A long, long time ago, starting in the late 60's Chevrolet and Ford offered competitive models of what we now refer to as SUV's. Chevy's vehicle was the Blazer, based on a K5 pickup truck chassis, and the Ford was a Bronco. Both companies have played games with those names in various ways over the years, but the two basic "historical" vehicles remain the icons of the brand names, fondly remembered by car people who are old enough to care.
Both the Bronco and the Blazer were in many ways junk. They had primitive 4-wheel drive setups in which you had to get out of the vehicle to lock in the front hubs when going off road and then unlock them when you got back to pavement. They were both slow gas hogs, handled terribly, and rusted with amazing rapidity. Still, their owners loved them, and they were saddened when, basically, the EPA made them not viable.
The most recent incident of name-abuse for the Blazer came when Chevy introduced its current Blazer in 2019, to no particular fanfare.
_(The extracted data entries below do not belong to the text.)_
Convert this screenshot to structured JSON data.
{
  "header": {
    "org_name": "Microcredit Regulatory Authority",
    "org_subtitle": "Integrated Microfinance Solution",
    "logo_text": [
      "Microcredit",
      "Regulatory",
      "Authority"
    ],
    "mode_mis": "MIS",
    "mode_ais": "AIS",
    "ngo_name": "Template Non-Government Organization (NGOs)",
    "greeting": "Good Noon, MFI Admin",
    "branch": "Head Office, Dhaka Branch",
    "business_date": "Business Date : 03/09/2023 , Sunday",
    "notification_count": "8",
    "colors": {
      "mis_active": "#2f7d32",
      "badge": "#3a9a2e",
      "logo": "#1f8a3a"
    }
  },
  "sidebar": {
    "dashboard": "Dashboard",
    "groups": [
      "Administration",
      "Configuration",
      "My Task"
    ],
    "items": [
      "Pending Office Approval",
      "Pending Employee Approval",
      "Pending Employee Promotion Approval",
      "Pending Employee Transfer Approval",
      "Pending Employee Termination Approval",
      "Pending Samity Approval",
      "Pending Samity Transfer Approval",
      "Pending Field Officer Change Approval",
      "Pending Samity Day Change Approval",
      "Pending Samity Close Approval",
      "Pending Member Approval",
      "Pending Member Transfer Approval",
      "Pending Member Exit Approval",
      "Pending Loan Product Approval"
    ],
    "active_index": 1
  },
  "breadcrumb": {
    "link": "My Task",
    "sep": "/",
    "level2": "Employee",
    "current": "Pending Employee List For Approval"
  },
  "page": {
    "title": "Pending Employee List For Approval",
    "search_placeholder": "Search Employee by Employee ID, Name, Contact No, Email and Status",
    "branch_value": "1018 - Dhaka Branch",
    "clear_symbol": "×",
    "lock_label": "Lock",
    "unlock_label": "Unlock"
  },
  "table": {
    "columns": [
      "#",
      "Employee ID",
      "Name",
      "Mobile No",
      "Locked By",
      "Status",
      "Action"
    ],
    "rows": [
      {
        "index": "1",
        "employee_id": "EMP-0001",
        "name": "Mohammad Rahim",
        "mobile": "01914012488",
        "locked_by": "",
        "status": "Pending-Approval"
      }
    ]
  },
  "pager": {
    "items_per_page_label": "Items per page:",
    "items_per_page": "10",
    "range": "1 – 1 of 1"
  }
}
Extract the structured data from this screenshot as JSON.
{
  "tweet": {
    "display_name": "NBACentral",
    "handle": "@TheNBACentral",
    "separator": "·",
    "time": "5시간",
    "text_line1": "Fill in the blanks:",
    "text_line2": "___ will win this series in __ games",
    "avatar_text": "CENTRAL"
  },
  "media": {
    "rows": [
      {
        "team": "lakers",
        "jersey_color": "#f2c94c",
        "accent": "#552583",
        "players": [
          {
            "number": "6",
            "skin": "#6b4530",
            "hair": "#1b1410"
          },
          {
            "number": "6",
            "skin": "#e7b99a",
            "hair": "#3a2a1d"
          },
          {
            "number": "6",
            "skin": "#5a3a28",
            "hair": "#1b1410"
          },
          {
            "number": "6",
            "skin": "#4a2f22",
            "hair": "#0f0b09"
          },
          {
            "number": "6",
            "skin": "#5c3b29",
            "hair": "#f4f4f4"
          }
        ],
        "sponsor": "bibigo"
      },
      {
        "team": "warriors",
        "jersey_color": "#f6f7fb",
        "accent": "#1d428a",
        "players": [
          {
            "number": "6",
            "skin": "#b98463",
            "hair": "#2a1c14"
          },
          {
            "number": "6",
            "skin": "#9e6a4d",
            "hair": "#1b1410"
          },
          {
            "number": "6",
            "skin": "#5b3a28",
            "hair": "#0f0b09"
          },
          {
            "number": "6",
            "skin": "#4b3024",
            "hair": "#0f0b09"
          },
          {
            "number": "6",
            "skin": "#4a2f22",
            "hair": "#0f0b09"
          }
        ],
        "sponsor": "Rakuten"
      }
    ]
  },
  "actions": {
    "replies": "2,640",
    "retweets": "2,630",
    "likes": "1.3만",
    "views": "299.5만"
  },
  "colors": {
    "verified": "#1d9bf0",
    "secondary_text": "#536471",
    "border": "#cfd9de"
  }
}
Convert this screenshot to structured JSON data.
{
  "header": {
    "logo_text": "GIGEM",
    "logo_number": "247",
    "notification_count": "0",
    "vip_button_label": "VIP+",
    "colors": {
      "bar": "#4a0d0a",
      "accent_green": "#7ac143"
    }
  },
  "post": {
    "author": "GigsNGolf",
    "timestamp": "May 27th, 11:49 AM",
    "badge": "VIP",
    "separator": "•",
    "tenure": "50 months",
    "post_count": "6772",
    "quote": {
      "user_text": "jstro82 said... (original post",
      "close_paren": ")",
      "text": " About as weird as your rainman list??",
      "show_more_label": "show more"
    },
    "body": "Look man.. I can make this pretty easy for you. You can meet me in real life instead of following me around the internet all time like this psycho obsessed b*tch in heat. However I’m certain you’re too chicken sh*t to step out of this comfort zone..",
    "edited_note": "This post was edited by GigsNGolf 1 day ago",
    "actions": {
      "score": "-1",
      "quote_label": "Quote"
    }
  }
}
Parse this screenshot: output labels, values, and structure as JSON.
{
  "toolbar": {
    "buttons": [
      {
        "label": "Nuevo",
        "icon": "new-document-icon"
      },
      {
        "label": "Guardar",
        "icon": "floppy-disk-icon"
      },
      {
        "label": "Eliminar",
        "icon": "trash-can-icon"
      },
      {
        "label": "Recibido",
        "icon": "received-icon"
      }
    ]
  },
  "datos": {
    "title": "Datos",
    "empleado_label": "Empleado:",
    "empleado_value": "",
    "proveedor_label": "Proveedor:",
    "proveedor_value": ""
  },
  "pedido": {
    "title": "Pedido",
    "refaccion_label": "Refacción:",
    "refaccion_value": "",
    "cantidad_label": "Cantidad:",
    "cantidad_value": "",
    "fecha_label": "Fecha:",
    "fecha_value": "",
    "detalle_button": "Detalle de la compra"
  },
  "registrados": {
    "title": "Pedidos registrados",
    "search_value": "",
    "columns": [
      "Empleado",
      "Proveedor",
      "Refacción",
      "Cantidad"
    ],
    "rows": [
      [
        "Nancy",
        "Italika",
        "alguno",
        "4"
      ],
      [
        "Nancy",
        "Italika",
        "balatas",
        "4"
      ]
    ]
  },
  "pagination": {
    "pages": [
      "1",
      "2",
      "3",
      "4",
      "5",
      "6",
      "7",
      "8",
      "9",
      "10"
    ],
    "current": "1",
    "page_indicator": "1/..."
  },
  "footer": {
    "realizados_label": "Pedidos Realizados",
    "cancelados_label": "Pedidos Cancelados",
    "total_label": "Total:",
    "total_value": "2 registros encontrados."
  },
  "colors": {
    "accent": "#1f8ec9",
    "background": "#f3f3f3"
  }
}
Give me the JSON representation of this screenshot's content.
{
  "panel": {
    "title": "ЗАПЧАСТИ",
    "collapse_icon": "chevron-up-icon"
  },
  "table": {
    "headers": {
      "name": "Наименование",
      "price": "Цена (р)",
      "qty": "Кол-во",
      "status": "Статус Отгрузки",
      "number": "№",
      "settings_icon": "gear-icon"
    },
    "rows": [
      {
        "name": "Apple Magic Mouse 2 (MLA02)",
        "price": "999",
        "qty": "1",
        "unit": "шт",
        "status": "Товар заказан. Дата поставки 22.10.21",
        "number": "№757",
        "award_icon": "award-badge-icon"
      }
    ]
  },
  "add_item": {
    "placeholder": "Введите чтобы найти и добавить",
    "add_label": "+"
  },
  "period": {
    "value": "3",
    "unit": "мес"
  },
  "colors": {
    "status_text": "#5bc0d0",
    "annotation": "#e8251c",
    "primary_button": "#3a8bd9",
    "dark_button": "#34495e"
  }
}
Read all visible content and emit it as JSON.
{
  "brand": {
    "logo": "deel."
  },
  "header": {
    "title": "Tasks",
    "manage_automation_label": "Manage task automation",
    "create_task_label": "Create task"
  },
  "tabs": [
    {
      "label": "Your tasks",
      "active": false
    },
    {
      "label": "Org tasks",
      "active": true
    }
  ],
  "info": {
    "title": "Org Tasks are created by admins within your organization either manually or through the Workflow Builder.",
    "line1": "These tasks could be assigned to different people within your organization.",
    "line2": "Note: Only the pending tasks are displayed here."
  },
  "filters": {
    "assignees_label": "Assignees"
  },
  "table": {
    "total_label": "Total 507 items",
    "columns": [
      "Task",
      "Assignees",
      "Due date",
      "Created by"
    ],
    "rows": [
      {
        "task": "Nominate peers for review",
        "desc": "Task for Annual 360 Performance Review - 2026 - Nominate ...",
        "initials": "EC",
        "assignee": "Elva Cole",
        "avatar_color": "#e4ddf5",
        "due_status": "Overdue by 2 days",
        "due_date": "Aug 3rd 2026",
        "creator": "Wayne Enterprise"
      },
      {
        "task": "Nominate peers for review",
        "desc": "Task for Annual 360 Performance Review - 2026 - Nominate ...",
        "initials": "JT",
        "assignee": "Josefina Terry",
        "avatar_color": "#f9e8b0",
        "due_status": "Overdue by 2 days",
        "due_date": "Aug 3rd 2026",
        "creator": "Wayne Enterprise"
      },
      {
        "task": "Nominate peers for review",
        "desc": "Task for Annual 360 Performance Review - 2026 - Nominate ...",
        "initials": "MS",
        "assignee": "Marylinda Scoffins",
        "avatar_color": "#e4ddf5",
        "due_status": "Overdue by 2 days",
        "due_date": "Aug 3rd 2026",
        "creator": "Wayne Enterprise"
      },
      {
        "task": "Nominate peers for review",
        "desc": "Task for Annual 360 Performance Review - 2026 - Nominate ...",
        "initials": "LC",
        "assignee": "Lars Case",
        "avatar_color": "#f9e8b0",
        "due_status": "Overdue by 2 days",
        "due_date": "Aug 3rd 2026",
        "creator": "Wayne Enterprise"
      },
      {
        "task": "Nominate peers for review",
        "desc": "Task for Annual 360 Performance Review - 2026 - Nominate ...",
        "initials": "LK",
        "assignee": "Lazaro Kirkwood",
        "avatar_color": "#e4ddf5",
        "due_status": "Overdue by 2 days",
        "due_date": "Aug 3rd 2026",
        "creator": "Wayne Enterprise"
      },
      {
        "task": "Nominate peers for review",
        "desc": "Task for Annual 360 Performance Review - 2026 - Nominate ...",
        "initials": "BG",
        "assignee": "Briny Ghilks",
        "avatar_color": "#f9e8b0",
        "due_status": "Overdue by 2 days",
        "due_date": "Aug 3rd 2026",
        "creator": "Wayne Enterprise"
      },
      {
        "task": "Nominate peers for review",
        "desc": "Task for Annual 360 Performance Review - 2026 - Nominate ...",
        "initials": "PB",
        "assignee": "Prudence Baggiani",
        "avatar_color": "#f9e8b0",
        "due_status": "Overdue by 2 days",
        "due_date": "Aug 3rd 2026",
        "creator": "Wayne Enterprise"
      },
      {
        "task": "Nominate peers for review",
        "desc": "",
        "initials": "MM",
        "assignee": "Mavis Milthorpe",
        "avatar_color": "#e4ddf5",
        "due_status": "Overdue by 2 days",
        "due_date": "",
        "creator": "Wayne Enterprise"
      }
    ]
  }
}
This vehicle was designed, obviously, for the male who had owned a Camaro, but due to an expanding family, now had to "settle for" a crossover. The styling clearly resembled Camaro styling, it handled reasonably well for the type of car it was, and Chevy offered its 3.6L V6 and turbo 4 engines for those who wanted a bit of performance. When properly equipped, it was exactly what Chevy intended: a crossover that someone who really wanted a Camaro could live with.
On the other side of the world, you had Ford, which was looking enviously at the sales numbers for the profoundly mediocre Jeep Wrangler, and thought they could easily produce a comparable vehicle that was a little bit better at a comparable price. Enter the 2021 Ford Bronco. It's rollout had a few glitches, but it has generally been a good, successful vehicle for them, and in concept it was a modernized "Bronco" of old. It could go off road, it went and handled relatively well, but it wasn't as much of a gas hog as the old Bronco.
So why do I write this? Virtually every reviewer of the Blazer has bemoaned the fact that the new Blazer is not an off-road monster like the old K5 Blazer or the new Bronco are.
IT WAS NOT INTENDED TO BE!!! It is a totally different concept, one that is well-executed for its intended purpose, which is NOT going off road.
Chevy fucked up with the naming of this vehicle. Maybe they should have done what Mitsubishi did and call it a "Camaro-Cross," or something, but it seems to me that ALL of the media criticism of this vehicle is based on the fact that it is not what THEY (the writers) thought it should be. They ignore the fact that it is a good vehicle in its own right, and was never intended as an off-road monster.
The new EV version will have its own problems. Right now, it is over-priced, and its specs (performance, range, charging times) are not even competitive with a Tesla Model Y. The promised SS version will probably top $70k.